In Rodriguez v. Beal, 2021 NY Slip Op 01220 (App. Div. 1st Dept. Feb. 25, 2021), the court unanimously affirmed the lower court’s order granting plaintiff’s motion for summary judgment as to liability.
In personal injury cases, particularly car accident cases, it is relatively rare for a plaintiff (the party claiming that they were the victim of others’ negligence) to be awarded summary judgment. “Summary judgment” is a procedure that courts may use to resolve a case as a matter of law, where there is no “genuine” dispute about the “material” facts. If there is such a dispute, a factfinder (e.g., a jury) will assess the evidence and determine which facts to believe. (This is, of course, a gross oversimplification.)
However, one recurring situation where a car accident plaintiff may be awarded summary judgment is one in which they were struck from behind (a so-called “rear end” case). The reason is, generally, that it would be rare for someone who strikes another in the rear with their vehicle not to be negligent.

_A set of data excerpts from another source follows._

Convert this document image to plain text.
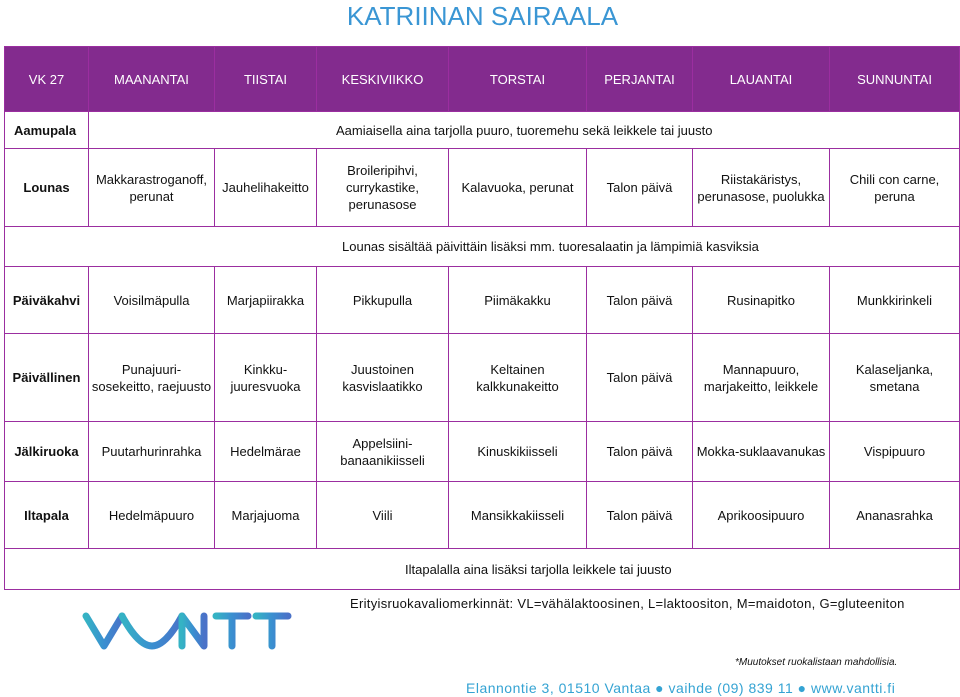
KATRIINAN SAIRAALA
VK 27	MAANANTAI	TIISTAI	KESKIVIIKKO	TORSTAI	PERJANTAI	LAUANTAI	SUNNUNTAI
Aamupala	Aamiaisella aina tarjolla puuro, tuoremehu sekä leikkele tai juusto						
Lounas	Makkarastroganoff, perunat	Jauhelihakeitto	Broileripihvi, currykastike, perunasose	Kalavuoka, perunat	Talon päivä	Riistakäristys, perunasose, puolukka	Chili con carne, peruna
Lounas sisältää päivittäin lisäksi mm. tuoresalaatin ja lämpimiä kasviksia							
Päiväkahvi	Voisilmäpulla	Marjapiirakka	Pikkupulla	Piimäkakku	Talon päivä	Rusinapitko	Munkkirinkeli
Päivällinen	Punajuuri-sosekeitto, raejuusto	Kinkku-juuresvuoka	Juustoinen kasvislaatikko	Keltainen kalkkunakeitto	Talon päivä	Mannapuuro, marjakeitto, leikkele	Kalaseljanka, smetana
Jälkiruoka	Puutarhurinrahka	Hedelmärae	Appelsiini-banaanikiisseli	Kinuskikiisseli	Talon päivä	Mokka-suklaavanukas	Vispipuuro
Iltapala	Hedelmäpuuro	Marjajuoma	Viili	Mansikkakiisseli	Talon päivä	Aprikoosipuuro	Ananasrahka
Iltapalalla aina lisäksi tarjolla leikkele tai juusto							
Erityisruokavaliomerkinnät: VL=vähälaktoosinen, L=laktoositon, M=maidoton, G=gluteeniton
*Muutokset ruokalistaan mahdollisia.
Elannontie 3, 01510 Vantaa ● vaihde (09) 839 11 ● www.vantti.fi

The Rodriguez v. Beal decision is one example of this. From the decision:
It is undisputed that plaintiff was loading garbage into the rear of a garbage truck stopped on the side of the road when the front corner of defendant driver’s vehicle struck the rear corner of the truck and plaintiff. It is well settled that a rear-end collision with a stopped vehicle creates a presumption that the operator of the moving vehicle was negligent, so that an injured plaintiff “is entitled to summary judgment on liability unless the driver of the second vehicle provides a non-negligent explanation for the collision” (Agramonte v City of New York, 288 AD2d 75, 76 [1st Dept 2001]). Defendant’s explanation, that he was suddenly blinded by the glare of the sun rising in the east as he was driving in that direction, was insufficient to raise a non-negligent explanation for the rear-end collision under the circumstances (id. at 76; see also Johnson v Phillips, 261 AD2d 269, 269-272 [1st Dept 1999]). Although sun glare may contribute to an emergency situation, the ordinary circumstances of the sun rising while a driver is heading east do not “constitute a qualifying emergency” (Lifson v City of Syracuse, 17 NY3d 492, 498 ) The fact that the garbage truck was partly protruding into the driving lane “merely furnished  the occasion for [an accident]” when defendant driver was “temporarily blinded” by sun glare[.]
This, of course, does not mean that a driver who claims they were “temporarily blinded” by sun glare will automatically be liable. Every case is different, and there may be situation where such facts do constitute a “non-negligent explanation” for a rear-end collision.